Melinda Wittstock:         I don’t like the word “criticism” so much but help you see your shadow, help you see the gaps, help you see things that you don’t see, and help you focus. All of those things, we all need that. Too many entrepreneurs and people generally suffer all these things in isolation and in silence which is just not necessary.

Brooke Erol:                      Unfortunate but I was feeling very lonely asking those big questions to myself years ago at IBM. I feel so much better now because I had a lot of people just like me who was definitely trying to change the work place and there’s a lot more discussion nowadays than there’re used to be, so that’s a good thing. Just like some of the things that you are saying, there are amazing companies who really are a stand for a purpose, who are doing good in the world. They don’t use command control.
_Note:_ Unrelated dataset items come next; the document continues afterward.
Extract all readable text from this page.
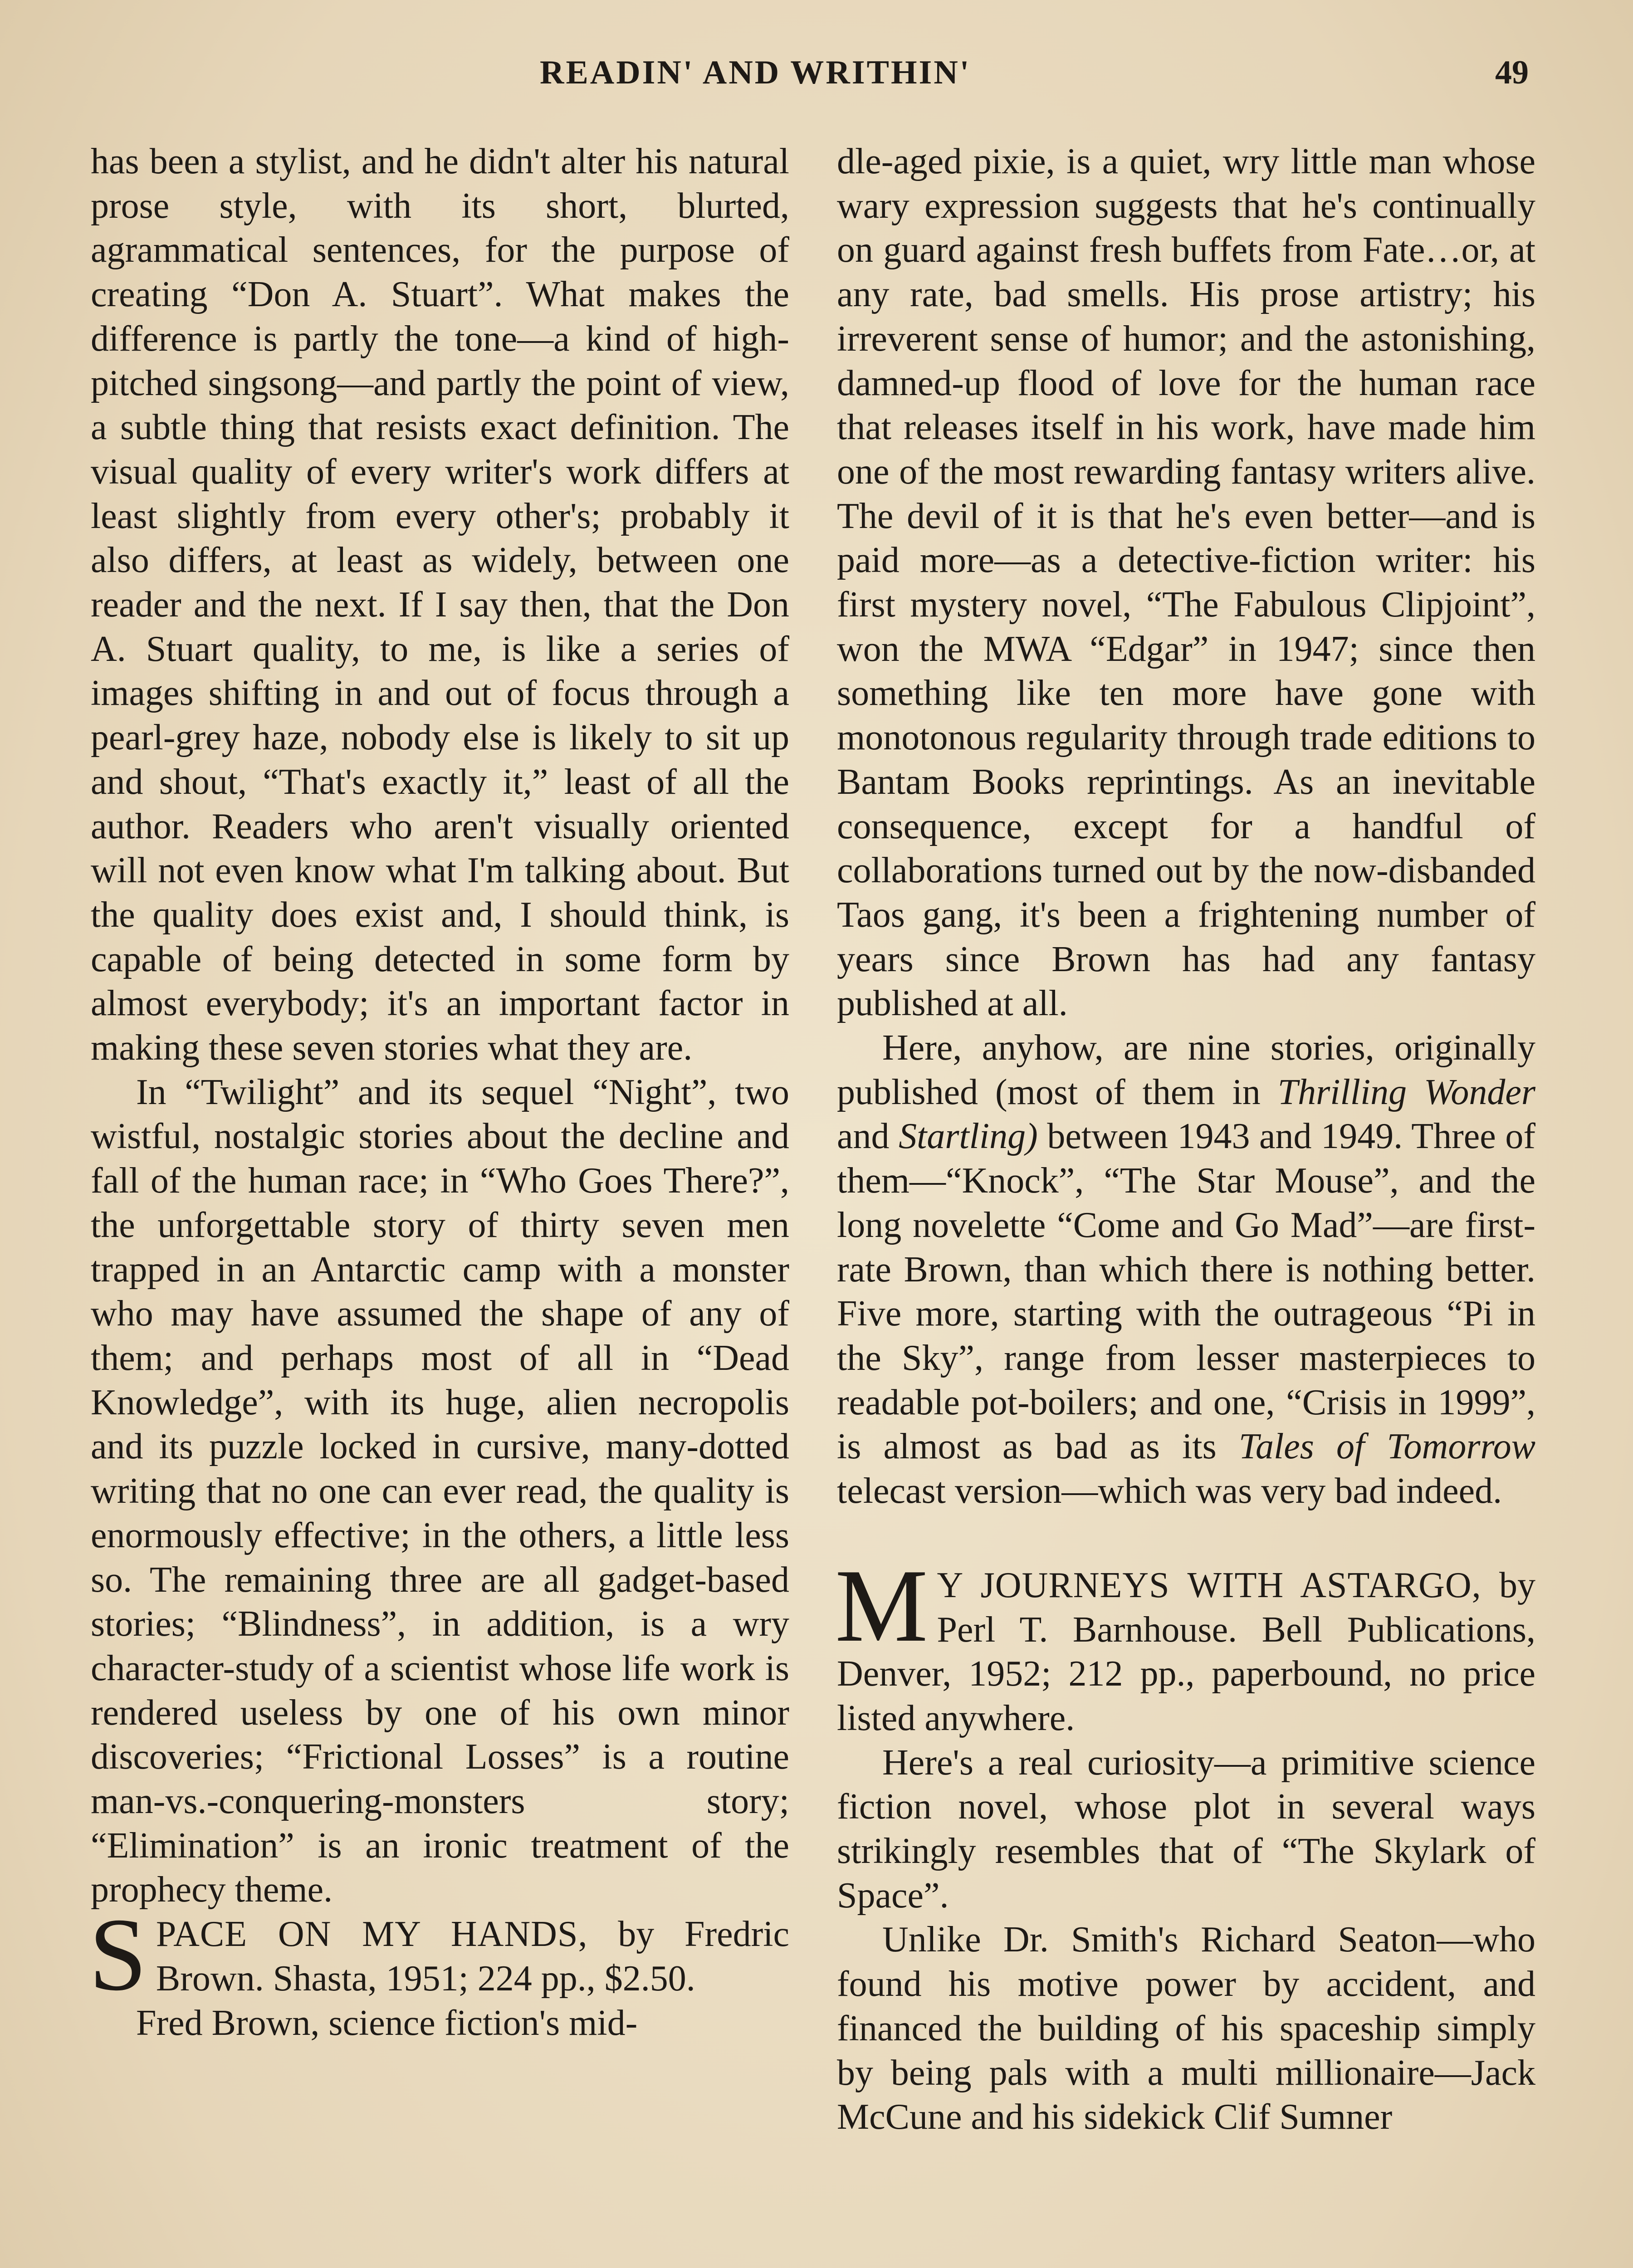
READIN' AND WRITHIN'	49

has been a stylist, and he didn't alter his natural prose style, with its short, blurted, agrammatical sentences, for the purpose of creating “Don A. Stuart”. What makes the difference is partly the tone—a kind of high-pitched singsong—and partly the point of view, a subtle thing that resists exact definition. The visual quality of every writer's work differs at least slightly from every other's; probably it also differs, at least as widely, between one reader and the next. If I say then, that the Don A. Stuart quality, to me, is like a series of images shifting in and out of focus through a pearl-grey haze, nobody else is likely to sit up and shout, “That's exactly it,” least of all the author. Readers who aren't visually oriented will not even know what I'm talking about. But the quality does exist and, I should think, is capable of being detected in some form by almost everybody; it's an important factor in making these seven stories what they are.

In “Twilight” and its sequel “Night”, two wistful, nostalgic stories about the decline and fall of the human race; in “Who Goes There?”, the unforgettable story of thirty seven men trapped in an Antarctic camp with a monster who may have assumed the shape of any of them; and perhaps most of all in “Dead Knowledge”, with its huge, alien necropolis and its puzzle locked in cursive, many-dotted writing that no one can ever read, the quality is enormously effective; in the others, a little less so. The remaining three are all gadget-based stories; “Blindness”, in addition, is a wry character-study of a scientist whose life work is rendered useless by one of his own minor discoveries; “Frictional Losses” is a routine man-vs.-conquering-monsters story; “Elimination” is an ironic treatment of the prophecy theme.

SPACE ON MY HANDS, by Fredric Brown. Shasta, 1951; 224 pp., $2.50.

Fred Brown, science fiction's mid-

dle-aged pixie, is a quiet, wry little man whose wary expression suggests that he's continually on guard against fresh buffets from Fate…or, at any rate, bad smells. His prose artistry; his irreverent sense of humor; and the astonishing, damned-up flood of love for the human race that releases itself in his work, have made him one of the most rewarding fantasy writers alive. The devil of it is that he's even better—and is paid more—as a detective-fiction writer: his first mystery novel, “The Fabulous Clipjoint”, won the MWA “Edgar” in 1947; since then something like ten more have gone with monotonous regularity through trade editions to Bantam Books reprintings. As an inevitable consequence, except for a handful of collaborations turned out by the now-disbanded Taos gang, it's been a frightening number of years since Brown has had any fantasy published at all.

Here, anyhow, are nine stories, originally published (most of them in Thrilling Wonder and Startling) between 1943 and 1949. Three of them—“Knock”, “The Star Mouse”, and the long novelette “Come and Go Mad”—are first-rate Brown, than which there is nothing better. Five more, starting with the outrageous “Pi in the Sky”, range from lesser masterpieces to readable pot-boilers; and one, “Crisis in 1999”, is almost as bad as its Tales of Tomorrow telecast version—which was very bad indeed.

M Y JOURNEYS WITH ASTARGO, by Perl T. Barnhouse. Bell Publications, Denver, 1952; 212 pp., paperbound, no price listed anywhere.

Here's a real curiosity—a primitive science fiction novel, whose plot in several ways strikingly resembles that of “The Skylark of Space”.

Unlike Dr. Smith's Richard Seaton—who found his motive power by accident, and financed the building of his spaceship simply by being pals with a multi millionaire—Jack McCune and his sidekick Clif Sumner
They give the dignity back to their people and they are doing amazing with their bottom lines too. That’s the mindset that we have to change. Some leaders out there or especially in these big corporations don’t believe it can happen but it is happening. There are examples all around the world in every industry for every size of the company. Even the big ones can do it. It’s just the mindset has to change. That’s the awareness that I am trying to create by speaking, by writing because that’s the first step where you have to know and believe it is possible.

Melinda Wittstock:         Brooke, what are the next steps for you? Where are you taking your company next? What’s the big vision? Where’re you headed?

Brooke Erol:                      Yeah, thank you. I’m collaborating with a lot of people which we used to call competitors. There’s lots of people like me who are exactly doing working in the same purpose trying to make the workplace much more humanistic than it is right now. What I’m doing with them, we just wrote a book, completed a book together. I think it’s going to be an amazing book called From Hierarchy to High Performance that’s going to come out in August.

I’m looking forward to that so that more leaders can read that then understand a new mindset. I’m speaking in many, many events and conferences. I was invited to a future work conference recently in May where I talked to around a thousand people about why purpose matters and how we can align our purpose with the companies, and why companies with purpose are doing better in every way possible. Speaking is really important to me because I feel like we’re still in the awareness stage.

Writing is for the same reason but of course I’m looking forward to work with more leaders who understand these concepts and working with them as a consultant so that way I can get them to a place where they want to be because I feel like there’s so many with just seated problems with the engagement attracting the right talent and retaining them but they have no idea what to do. It’s sad for me to watch.

It’s almost I’m getting so impatient sometimes. Let’s do something. We have to do it because you’re not going to survive otherwise.

Melinda Wittstock:         This is so true. Brooke, how can people find you and work with you?

Brooke Erol:                      Thank you. First of all, my website is purposeful.business, so it’s www.purposeful.business. There’s a session that you can have with me and then you can also contact me in that website too. I also write a lot and I share most of that on my LinkedIn profile. You can find me by searching Brooke Ozlem Erol or just Brooke Erol. I’m also on Twitter @boerol1. I write a lot and people can follow me there too.

Melinda Wittstock:         That’s wonderful and of course I will put all those details in the show notes for everybody so you didn’t have to have a pen to write all that down. Brooke, thank you so much for putting on your wings and flying with us today.

Brooke Erol:                      Thank you, Melinda. It was a great conversation. Thanks for the great and good questions that you asked me. I appreciate you too.